I've been indoors so much I can hardly keep my eyes open in sunlight, but it is blissful outside, the clouds having finally moved out for one of those oversaturated late-summer afternoons. We're on the edges of fall these days - the walnut trees are turning yellow, the virginia creeper red, and the sycamores are just the tiniest bit brittle around the edges. I have to say it's a relief, and not just from the heat.
There's something about autumn that's inherently lonesome, encouraging of solitude. Driving up and down the state the past few weeks I've been filled with excitement I never get from other seasons. While winter and spring tie me home to cook and clean and garden, and summer languishes for want of companionship, fall has always felt like a push outwards, frightening in a natural way. Summer fear is oppressive, suffocating, and winter despairing, but fear in autumn points toward the thing unknown, the justified fear of adventure.
I ran a route today I haven't in nearly a year, long enough not only for huge trees to have fallen, but for their spaces to have filled back in. Although my relationship with the people in my environment is strained at best, the physical parts always seem to welcome me.
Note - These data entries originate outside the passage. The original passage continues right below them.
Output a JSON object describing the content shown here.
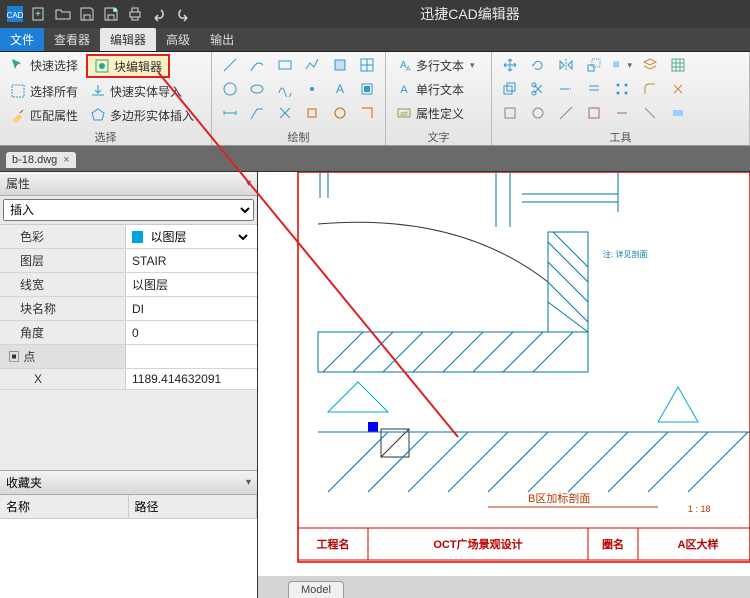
{
  "app": {
    "title": "迅捷CAD编辑器"
  },
  "qat": {
    "items": [
      "cad-logo",
      "new",
      "open",
      "save",
      "saveas",
      "print",
      "undo",
      "redo"
    ]
  },
  "menubar": {
    "file": "文件",
    "viewer": "查看器",
    "editor": "编辑器",
    "advanced": "高级",
    "output": "输出"
  },
  "ribbon": {
    "select": {
      "label": "选择",
      "quick_select": "快速选择",
      "select_all": "选择所有",
      "match_props": "匹配属性",
      "block_editor": "块编辑器",
      "quick_import": "快速实体导入",
      "poly_insert": "多边形实体插入"
    },
    "draw": {
      "label": "绘制"
    },
    "text": {
      "label": "文字",
      "mtext": "多行文本",
      "stext": "单行文本",
      "attdef": "属性定义"
    },
    "tools": {
      "label": "工具"
    }
  },
  "file_tab": {
    "name": "b-18.dwg"
  },
  "panel": {
    "props_title": "属性",
    "insert_combo": "插入",
    "rows": {
      "color": {
        "label": "色彩",
        "value": "以图层",
        "swatch": "#00a3e0"
      },
      "layer": {
        "label": "图层",
        "value": "STAIR"
      },
      "lineweight": {
        "label": "线宽",
        "value": "以图层"
      },
      "blockname": {
        "label": "块名称",
        "value": "DI"
      },
      "angle": {
        "label": "角度",
        "value": "0"
      },
      "group_point": "点",
      "x": {
        "label": "X",
        "value": "1189.414632091"
      }
    },
    "favorites": {
      "title": "收藏夹",
      "col_name": "名称",
      "col_path": "路径"
    }
  },
  "model_tab": "Model",
  "drawing": {
    "title_left_label": "工程名",
    "title_center": "OCT广场景观设计",
    "title_right_label": "圈名",
    "title_right_val": "A区大样",
    "section_label": "B区加标剖面",
    "scale": "1 : 18"
  }
}
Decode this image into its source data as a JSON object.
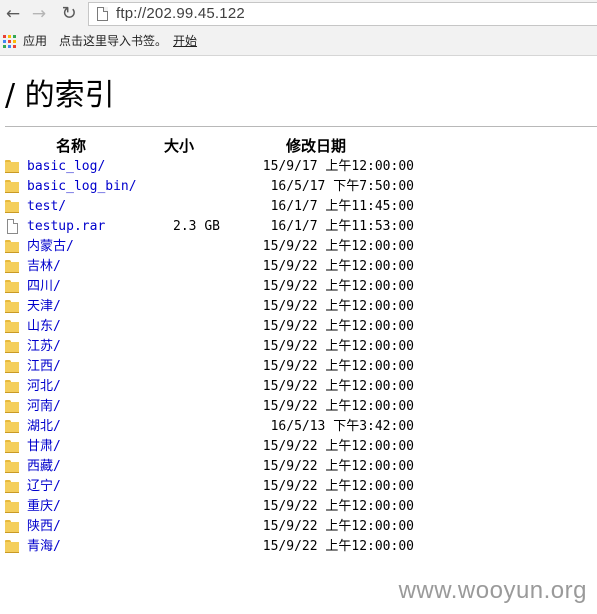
{
  "browser": {
    "url": "ftp://202.99.45.122",
    "bookmarks": {
      "apps": "应用",
      "import": "点击这里导入书签。",
      "start": "开始"
    }
  },
  "page": {
    "heading": "/ 的索引",
    "columns": {
      "name": "名称",
      "size": "大小",
      "modified": "修改日期"
    },
    "entries": [
      {
        "type": "folder",
        "name": "basic_log/",
        "size": "",
        "modified": "15/9/17 上午12:00:00"
      },
      {
        "type": "folder",
        "name": "basic_log_bin/",
        "size": "",
        "modified": "16/5/17 下午7:50:00"
      },
      {
        "type": "folder",
        "name": "test/",
        "size": "",
        "modified": "16/1/7 上午11:45:00"
      },
      {
        "type": "file",
        "name": "testup.rar",
        "size": "2.3 GB",
        "modified": "16/1/7 上午11:53:00"
      },
      {
        "type": "folder",
        "name": "内蒙古/",
        "size": "",
        "modified": "15/9/22 上午12:00:00"
      },
      {
        "type": "folder",
        "name": "吉林/",
        "size": "",
        "modified": "15/9/22 上午12:00:00"
      },
      {
        "type": "folder",
        "name": "四川/",
        "size": "",
        "modified": "15/9/22 上午12:00:00"
      },
      {
        "type": "folder",
        "name": "天津/",
        "size": "",
        "modified": "15/9/22 上午12:00:00"
      },
      {
        "type": "folder",
        "name": "山东/",
        "size": "",
        "modified": "15/9/22 上午12:00:00"
      },
      {
        "type": "folder",
        "name": "江苏/",
        "size": "",
        "modified": "15/9/22 上午12:00:00"
      },
      {
        "type": "folder",
        "name": "江西/",
        "size": "",
        "modified": "15/9/22 上午12:00:00"
      },
      {
        "type": "folder",
        "name": "河北/",
        "size": "",
        "modified": "15/9/22 上午12:00:00"
      },
      {
        "type": "folder",
        "name": "河南/",
        "size": "",
        "modified": "15/9/22 上午12:00:00"
      },
      {
        "type": "folder",
        "name": "湖北/",
        "size": "",
        "modified": "16/5/13 下午3:42:00"
      },
      {
        "type": "folder",
        "name": "甘肃/",
        "size": "",
        "modified": "15/9/22 上午12:00:00"
      },
      {
        "type": "folder",
        "name": "西藏/",
        "size": "",
        "modified": "15/9/22 上午12:00:00"
      },
      {
        "type": "folder",
        "name": "辽宁/",
        "size": "",
        "modified": "15/9/22 上午12:00:00"
      },
      {
        "type": "folder",
        "name": "重庆/",
        "size": "",
        "modified": "15/9/22 上午12:00:00"
      },
      {
        "type": "folder",
        "name": "陕西/",
        "size": "",
        "modified": "15/9/22 上午12:00:00"
      },
      {
        "type": "folder",
        "name": "青海/",
        "size": "",
        "modified": "15/9/22 上午12:00:00"
      }
    ]
  },
  "watermark": "www.wooyun.org",
  "colors": {
    "link": "#0000cc",
    "folder": "#f4ce5c",
    "rule": "#b8b8b8",
    "watermark": "#9a9a9a"
  }
}
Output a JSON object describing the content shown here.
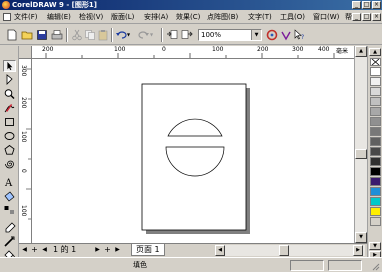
{
  "window": {
    "title": "CorelDRAW 9 - [图形1]",
    "controls": [
      "_",
      "□",
      "×"
    ]
  },
  "menubar": {
    "items": [
      "文件(F)",
      "编辑(E)",
      "检视(V)",
      "版面(L)",
      "安排(A)",
      "效果(C)",
      "点阵图(B)",
      "文字(T)",
      "工具(O)",
      "窗口(W)",
      "帮助(H)"
    ],
    "doc_controls": [
      "_",
      "□",
      "×"
    ]
  },
  "toolbar": {
    "zoom_value": "100%",
    "zoom_arrow": "▼"
  },
  "rulers": {
    "h_labels": [
      "200",
      "100",
      "0",
      "100",
      "200",
      "300",
      "400"
    ],
    "unit": "毫米",
    "v_labels": [
      "300",
      "200",
      "100",
      "0",
      "100"
    ]
  },
  "pagenav": {
    "prev_glyph": "◀",
    "next_glyph": "▶",
    "add_glyph": "+",
    "page_counter": "1 的 1",
    "page_tab": "页面 1"
  },
  "status": {
    "fill_label": "填色"
  },
  "colors": {
    "palette": [
      "#ffffff",
      "#ffffff",
      "#f0f0f0",
      "#d8d8d8",
      "#c0c0c0",
      "#a8a8a8",
      "#909090",
      "#787878",
      "#606060",
      "#484848",
      "#303030",
      "#000000",
      "#3a1a6e",
      "#1e8fd8",
      "#00c9c9",
      "#ffee00"
    ]
  }
}
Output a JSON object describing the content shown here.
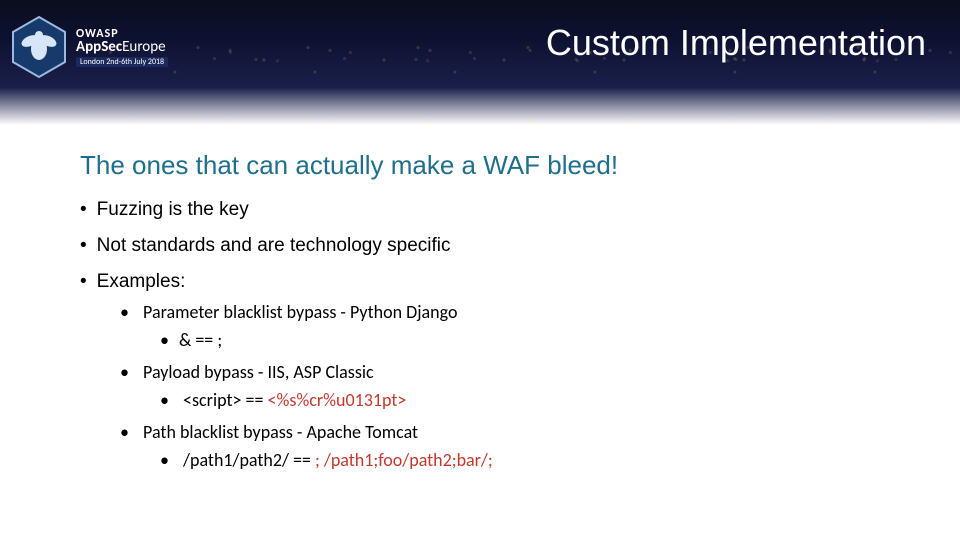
{
  "logo": {
    "line1": "OWASP",
    "line2_strong": "AppSec",
    "line2_light": "Europe",
    "line3": "London 2nd-6th July 2018"
  },
  "title": "Custom Implementation",
  "headline": "The ones that can actually make a WAF bleed!",
  "bullets": {
    "b1": "Fuzzing is the key",
    "b2": "Not standards and are technology specific",
    "b3": "Examples:",
    "examples": {
      "e1": {
        "label": "Parameter blacklist bypass - Python Django",
        "detail": "& == ;"
      },
      "e2": {
        "label": "Payload bypass - IIS, ASP Classic",
        "detail_prefix": "<script> == ",
        "detail_red": "<%s%cr%u0131pt>"
      },
      "e3": {
        "label": "Path blacklist bypass - Apache Tomcat",
        "detail_prefix": "/path1/path2/ == ",
        "detail_red": "; /path1;foo/path2;bar/;"
      }
    }
  }
}
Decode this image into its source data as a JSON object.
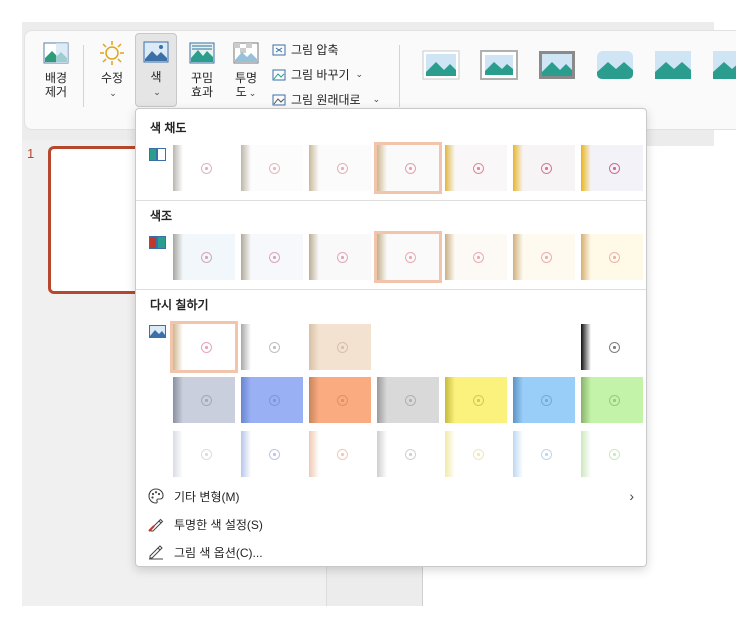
{
  "ribbon": {
    "remove_bg": "배경\n제거",
    "corrections": "수정",
    "color": "색",
    "artistic": "꾸밈\n효과",
    "transparency": "투명\n도",
    "compress": "그림 압축",
    "change": "그림 바꾸기",
    "reset": "그림 원래대로"
  },
  "slide_number": "1",
  "dropdown": {
    "saturation_title": "색 채도",
    "tone_title": "색조",
    "recolor_title": "다시 칠하기",
    "saturation": [
      {
        "strip": "#b9b6b0",
        "bg": "#ffffff",
        "ink": "#d9a0a8"
      },
      {
        "strip": "#bdb7a8",
        "bg": "#fdfcfc",
        "ink": "#e3a6b0"
      },
      {
        "strip": "#c6b89a",
        "bg": "#fcfbfb",
        "ink": "#e49ca9"
      },
      {
        "strip": "#cdb88e",
        "bg": "#fbfafa",
        "ink": "#e4889a"
      },
      {
        "strip": "#e0b640",
        "bg": "#f9f7f7",
        "ink": "#d86e86"
      },
      {
        "strip": "#e7b52a",
        "bg": "#f7f4f6",
        "ink": "#d45a78"
      },
      {
        "strip": "#eab418",
        "bg": "#f3f2f8",
        "ink": "#cb4a6f"
      }
    ],
    "tone": [
      {
        "strip": "#a7a6a0",
        "bg": "#f1f7fb",
        "ink": "#c994a6"
      },
      {
        "strip": "#b1aa98",
        "bg": "#f6f8fb",
        "ink": "#d193a4"
      },
      {
        "strip": "#bbae93",
        "bg": "#faf9fa",
        "ink": "#d895a4"
      },
      {
        "strip": "#c3b08b",
        "bg": "#fbfafa",
        "ink": "#de98a4"
      },
      {
        "strip": "#c9b083",
        "bg": "#fdfaf5",
        "ink": "#e19aa2"
      },
      {
        "strip": "#d0b07c",
        "bg": "#fefaf0",
        "ink": "#e49c9e"
      },
      {
        "strip": "#d6ae73",
        "bg": "#fffae8",
        "ink": "#e7a19c"
      }
    ],
    "recolor_row1": [
      {
        "strip": "#d0b88f",
        "bg": "#ffffff",
        "ink": "#e28ea4"
      },
      {
        "strip": "#a8a8a8",
        "bg": "#ffffff",
        "ink": "#b0b0b0"
      },
      {
        "strip": "#d7c0a6",
        "bg": "#f4e2d0",
        "ink": "#d0b8a0"
      },
      {
        "strip": "#ffffff",
        "bg": "#ffffff",
        "ink": "#ffffff"
      },
      {
        "strip": "#ffffff",
        "bg": "#ffffff",
        "ink": "#ffffff"
      },
      {
        "strip": "#ffffff",
        "bg": "#ffffff",
        "ink": "#ffffff"
      },
      {
        "strip": "#101010",
        "bg": "#ffffff",
        "ink": "#606060"
      }
    ],
    "recolor_row2": [
      {
        "strip": "#8a90a0",
        "bg": "#c9cfdc",
        "ink": "#9aa0b2"
      },
      {
        "strip": "#6a86cf",
        "bg": "#99b0f5",
        "ink": "#7890d8"
      },
      {
        "strip": "#c9845c",
        "bg": "#fbab80",
        "ink": "#d88b62"
      },
      {
        "strip": "#9b9b9b",
        "bg": "#d9d9d9",
        "ink": "#a8a8a8"
      },
      {
        "strip": "#c6bb3e",
        "bg": "#fbf17d",
        "ink": "#ccbf4a"
      },
      {
        "strip": "#5f93c4",
        "bg": "#98cef8",
        "ink": "#6aa2d4"
      },
      {
        "strip": "#8ab06a",
        "bg": "#c2f3a9",
        "ink": "#8cbf6e"
      }
    ],
    "recolor_row3": [
      {
        "strip": "#d8dce4",
        "bg": "#ffffff",
        "ink": "#cfd4dd"
      },
      {
        "strip": "#b8c6ea",
        "bg": "#ffffff",
        "ink": "#a6b8ea"
      },
      {
        "strip": "#efc8b3",
        "bg": "#ffffff",
        "ink": "#f1b9a2"
      },
      {
        "strip": "#cfcfcf",
        "bg": "#ffffff",
        "ink": "#c5c5c5"
      },
      {
        "strip": "#f2eaa8",
        "bg": "#ffffff",
        "ink": "#efe39a"
      },
      {
        "strip": "#bcd8f2",
        "bg": "#ffffff",
        "ink": "#a9cdf2"
      },
      {
        "strip": "#cde7bd",
        "bg": "#ffffff",
        "ink": "#c0e3ab"
      }
    ],
    "more_variations": "기타 변형(M)",
    "set_transparent": "투명한 색 설정(S)",
    "color_options": "그림 색 옵션(C)..."
  }
}
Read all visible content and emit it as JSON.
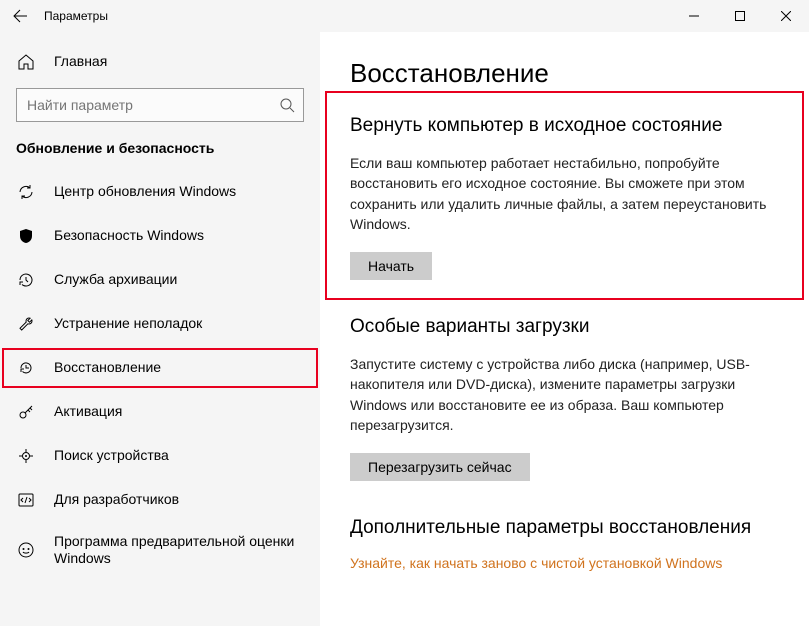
{
  "titlebar": {
    "title": "Параметры"
  },
  "sidebar": {
    "home": "Главная",
    "search_placeholder": "Найти параметр",
    "section": "Обновление и безопасность",
    "items": [
      {
        "label": "Центр обновления Windows"
      },
      {
        "label": "Безопасность Windows"
      },
      {
        "label": "Служба архивации"
      },
      {
        "label": "Устранение неполадок"
      },
      {
        "label": "Восстановление"
      },
      {
        "label": "Активация"
      },
      {
        "label": "Поиск устройства"
      },
      {
        "label": "Для разработчиков"
      },
      {
        "label": "Программа предварительной оценки Windows"
      }
    ]
  },
  "content": {
    "title": "Восстановление",
    "reset": {
      "heading": "Вернуть компьютер в исходное состояние",
      "body": "Если ваш компьютер работает нестабильно, попробуйте восстановить его исходное состояние. Вы сможете при этом сохранить или удалить личные файлы, а затем переустановить Windows.",
      "button": "Начать"
    },
    "advanced": {
      "heading": "Особые варианты загрузки",
      "body": "Запустите систему с устройства либо диска (например, USB-накопителя или DVD-диска), измените параметры загрузки Windows или восстановите ее из образа. Ваш компьютер перезагрузится.",
      "button": "Перезагрузить сейчас"
    },
    "more": {
      "heading": "Дополнительные параметры восстановления",
      "link": "Узнайте, как начать заново с чистой установкой Windows"
    }
  }
}
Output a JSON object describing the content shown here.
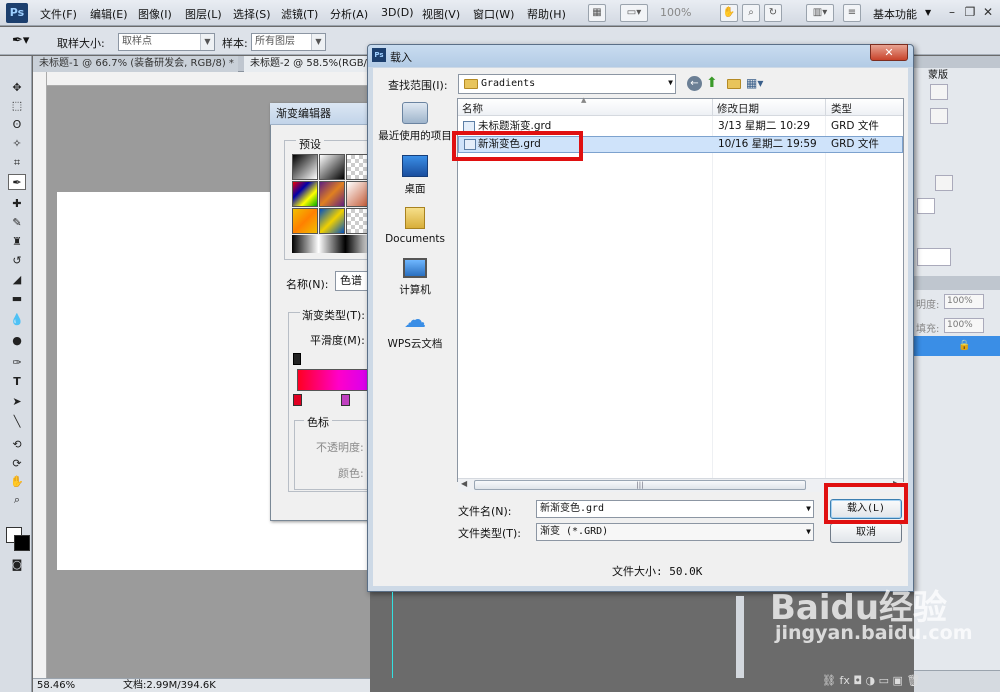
{
  "app": {
    "logo": "Ps",
    "menu": [
      "文件(F)",
      "编辑(E)",
      "图像(I)",
      "图层(L)",
      "选择(S)",
      "滤镜(T)",
      "分析(A)",
      "3D(D)",
      "视图(V)",
      "窗口(W)",
      "帮助(H)"
    ],
    "zoom": "100%",
    "workspace": "基本功能"
  },
  "options_bar": {
    "sample_size_label": "取样大小:",
    "sample_size_value": "取样点",
    "sample_label": "样本:",
    "sample_value": "所有图层"
  },
  "doc_tabs": [
    "未标题-1 @ 66.7% (装备研发会, RGB/8) *",
    "未标题-2 @ 58.5%(RGB/8)"
  ],
  "status_bar": {
    "zoom": "58.46%",
    "doc_size": "文档:2.99M/394.6K"
  },
  "gradient_editor": {
    "title": "渐变编辑器",
    "presets_label": "预设",
    "name_label": "名称(N):",
    "name_value": "色谱",
    "gradient_type_label": "渐变类型(T):",
    "smoothness_label": "平滑度(M):",
    "color_stops_label": "色标",
    "opacity_label": "不透明度:",
    "color_label": "颜色:"
  },
  "load_dialog": {
    "title": "载入",
    "look_in_label": "查找范围(I):",
    "look_in_value": "Gradients",
    "places": [
      "最近使用的项目",
      "桌面",
      "Documents",
      "计算机",
      "WPS云文档"
    ],
    "columns": [
      "名称",
      "修改日期",
      "类型"
    ],
    "files": [
      {
        "name": "未标题渐变.grd",
        "date": "3/13 星期二 10:29",
        "type": "GRD 文件"
      },
      {
        "name": "新渐变色.grd",
        "date": "10/16 星期二 19:59",
        "type": "GRD 文件"
      }
    ],
    "file_name_label": "文件名(N):",
    "file_name_value": "新渐变色.grd",
    "file_type_label": "文件类型(T):",
    "file_type_value": "渐变 (*.GRD)",
    "load_button": "载入(L)",
    "cancel_button": "取消",
    "file_size": "文件大小: 50.0K"
  },
  "right_panel": {
    "tab": "蒙版",
    "opacity_label": "明度:",
    "opacity_value": "100%",
    "fill_label": "填充:",
    "fill_value": "100%"
  },
  "watermark": {
    "brand": "Baidu经验",
    "url": "jingyan.baidu.com"
  },
  "colors": {
    "highlight": "#e01010",
    "selection": "#cfe3fa",
    "ps_blue": "#1c3f6e"
  }
}
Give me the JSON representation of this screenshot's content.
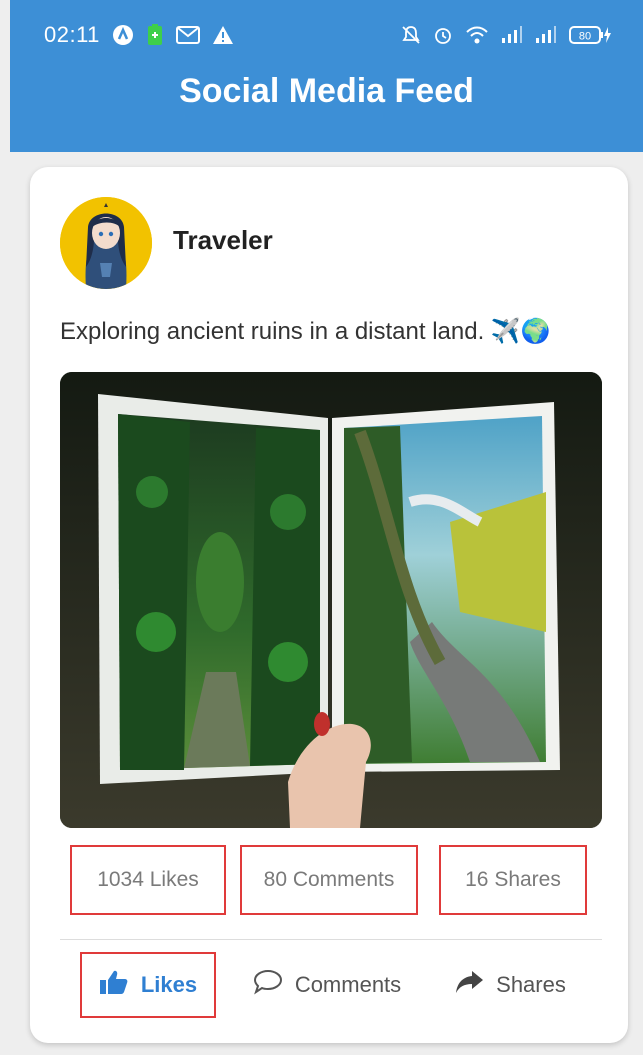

My feet meet the ground the same way they did a year ago, or four, the same streets I've run and biked more than once looking for a new place to live. It's hard to go back, knowing that though you can run past, even slowing down as you pass by, you can't enter places that were once yours, and that even if you did they would be changed.
All this to say I'll be disappearing again for the next several weeks. On a boat, this time! I wonder how water changes you. Maybe I'll develop a penchant for the sea and never truly come back again.